1. Who spies on whom?
Spying on adversaries is common — as is spying on your allies.
As Charles Kupchan, a professor of International Affairs at Georgetown University and a senior fellow on the Council on Foreign Relations, told NPR's Audie Cornish last week: "Everybody spies on everybody, including friends on friends."
But there are some exceptions. Since World War II, the U.S. and Britain have shared sensitive intelligence. Three other countries belong to this so-called "five eyes" alliance: Australia, Canada and New Zealand. They probably don't spy on each other's leaders, but their citizens are fair game.
"In fact," writes Max Boot in Commentary, "this intelligence sharing allows them to do an end-run around prohibitions on domestic surveillance: the Brits can spy on our citizens, we can spy on theirs, and then we can share the results."
2. Why are so many people angry?
Two reasons: the scope of the spying and its scale. Foreign leaders likely knew the NSA was spying on citizens in their countries, but they are less tolerant of the fact that they were targets themselves.
"What's very important about this particular scandal is that they see our collection as going beyond the pale," Tim Naftali, a senior research fellow at the New America Foundation, tells NPR's Renee Montagne. "We have somehow crossed a boundary that they understood existed and where we've gone they don't accept anymore."
But Boot has a different view.
"Much of their anger is faked for public consumption," he writes. "The only outrage is that anyone is outraged."
3. What are intelligence agencies looking for?
There are two main types of intelligence spy agencies are seeking. The first is the sort that provides information on terrorists, plots and networks, and the work of adversarial governments.
"There was a foiled terrorist plot in 2010 that apparently would have involved attacks in France, the United Kingdom and Germany — so they are aware of the nature of the materials that we are collecting," Naftali says.
Then, there is the sort of information gained from spying on friends like France, Germany and Brazil. Kupchan says:
"One is general information. What's going on in the target country? How is the governing coalition faring? Who's up and who's down? And then, the other [type] would be more targeted information to give the United States a leg up on a particular diplomatic issue: What is the German government thinking about the free-trade negotiation with the United States? What is the German government thinking about sanctions against Iran?
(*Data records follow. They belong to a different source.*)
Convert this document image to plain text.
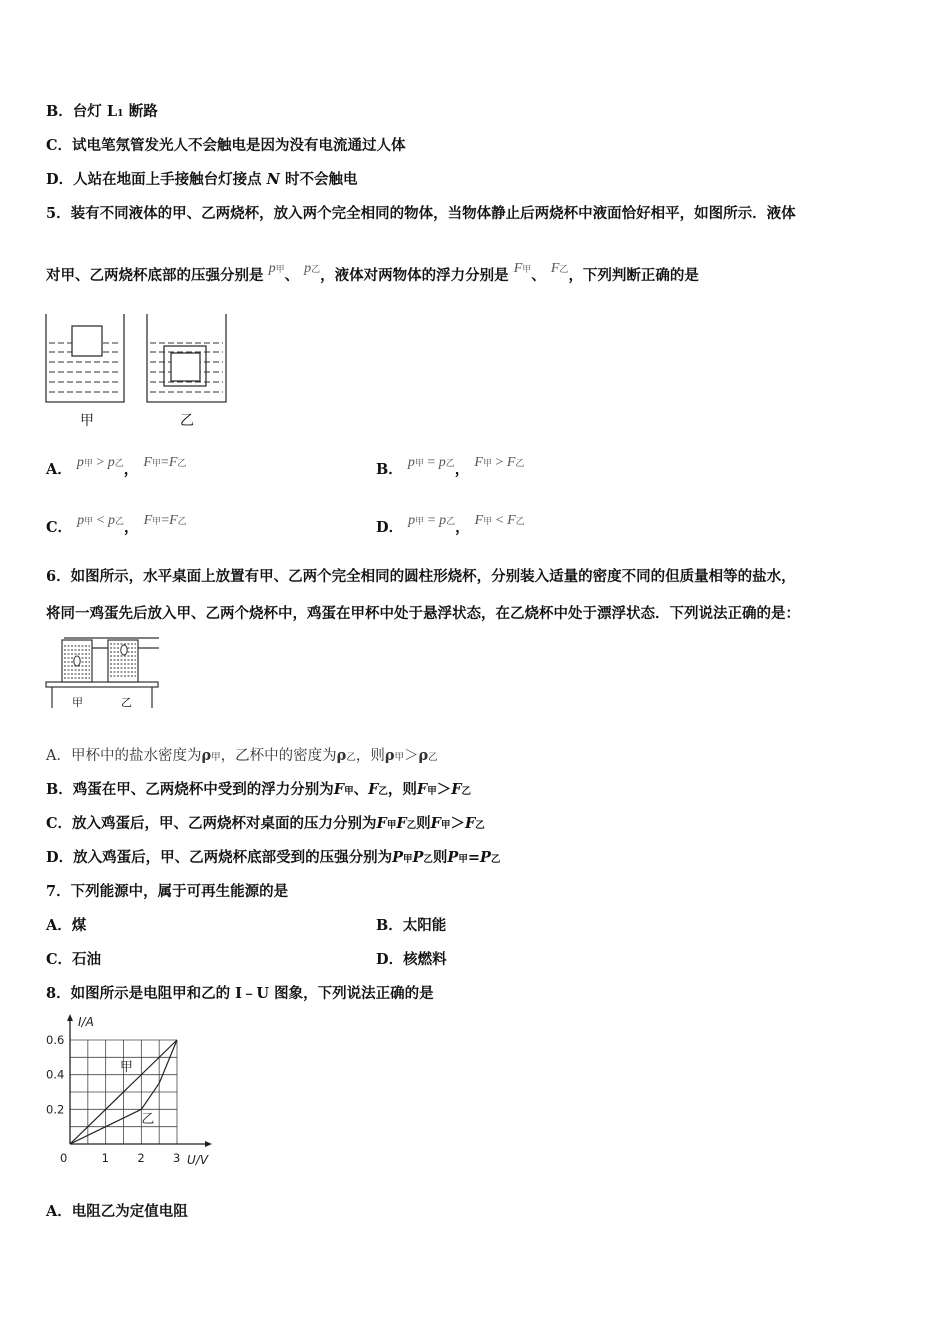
B．台灯 L1 断路
C．试电笔氖管发光人不会触电是因为没有电流通过人体
D．人站在地面上手接触台灯接点 N 时不会触电
5．装有不同液体的甲、乙两烧杯，放入两个完全相同的物体，当物体静止后两烧杯中液面恰好相平，如图所示．液体
对甲、乙两烧杯底部的压强分别是 p甲、 p乙，液体对两物体的浮力分别是 F甲、 F乙，下列判断正确的是
甲	乙
A． p甲 > p乙， F甲=F乙	B． p甲 = p乙， F甲 > F乙
C． p甲 < p乙， F甲=F乙	D． p甲 = p乙， F甲 < F乙
6．如图所示，水平桌面上放置有甲、乙两个完全相同的圆柱形烧杯，分别装入适量的密度不同的但质量相等的盐水，
将同一鸡蛋先后放入甲、乙两个烧杯中，鸡蛋在甲杯中处于悬浮状态，在乙烧杯中处于漂浮状态．下列说法正确的是：
甲	乙
A．甲杯中的盐水密度为ρ甲，乙杯中的密度为ρ乙，则ρ甲＞ρ乙
B．鸡蛋在甲、乙两烧杯中受到的浮力分别为F甲、F乙，则F甲＞F乙
C．放入鸡蛋后，甲、乙两烧杯对桌面的压力分别为F甲F乙则F甲＞F乙
D．放入鸡蛋后，甲、乙两烧杯底部受到的压强分别为P甲P乙则P甲=P乙
7．下列能源中，属于可再生能源的是
A．煤	B．太阳能
C．石油	D．核燃料
8．如图所示是电阻甲和乙的 I﹣U 图象，下列说法正确的是
甲
乙
0	1 2 3
0.2
0.4
0.6
U/V
I/A
A．电阻乙为定值电阻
These are not questions of direct national security consequence to the United States, but I think intelligence agencies see that kind of information as providing guidance to the diplomats."
4. What's likely to happen next?
Public outrage in Europe — and now anger from allies like German Chancellor Angela Merkel has prompted the NSA to review its surveillance capabilities, "including when it comes to our closest foreign partners and allies."
"This has gone so far and has had such diplomatic repercussions, President Obama cannot help but take it seriously and see it as a reason to alter the way in which we share ... intelligence with Europe. It's going to be very hard," Naftali says, "because, of course, whatever we promise the French and the Germans a lot of other NATO countries are going to want as well. So much of this is going to be done in secret and one thing that we should expect — or should hope for — is that Congress will play a role and we will see a change in the leadership of the NSA — because a signal has to be sent abroad to our allies that we take seriously their concerns about the ambit of NSA collection."
But Kupchan notes there will be "very little" damage even if the U.S. stops spying on its allies.
"And that's because in the end of the day, friends do not mean harm to friends," he says. "The United States would have somewhat less information in its diplomatic quiver, but we could certainly live if there were to be an agreement with our friends to cut this out."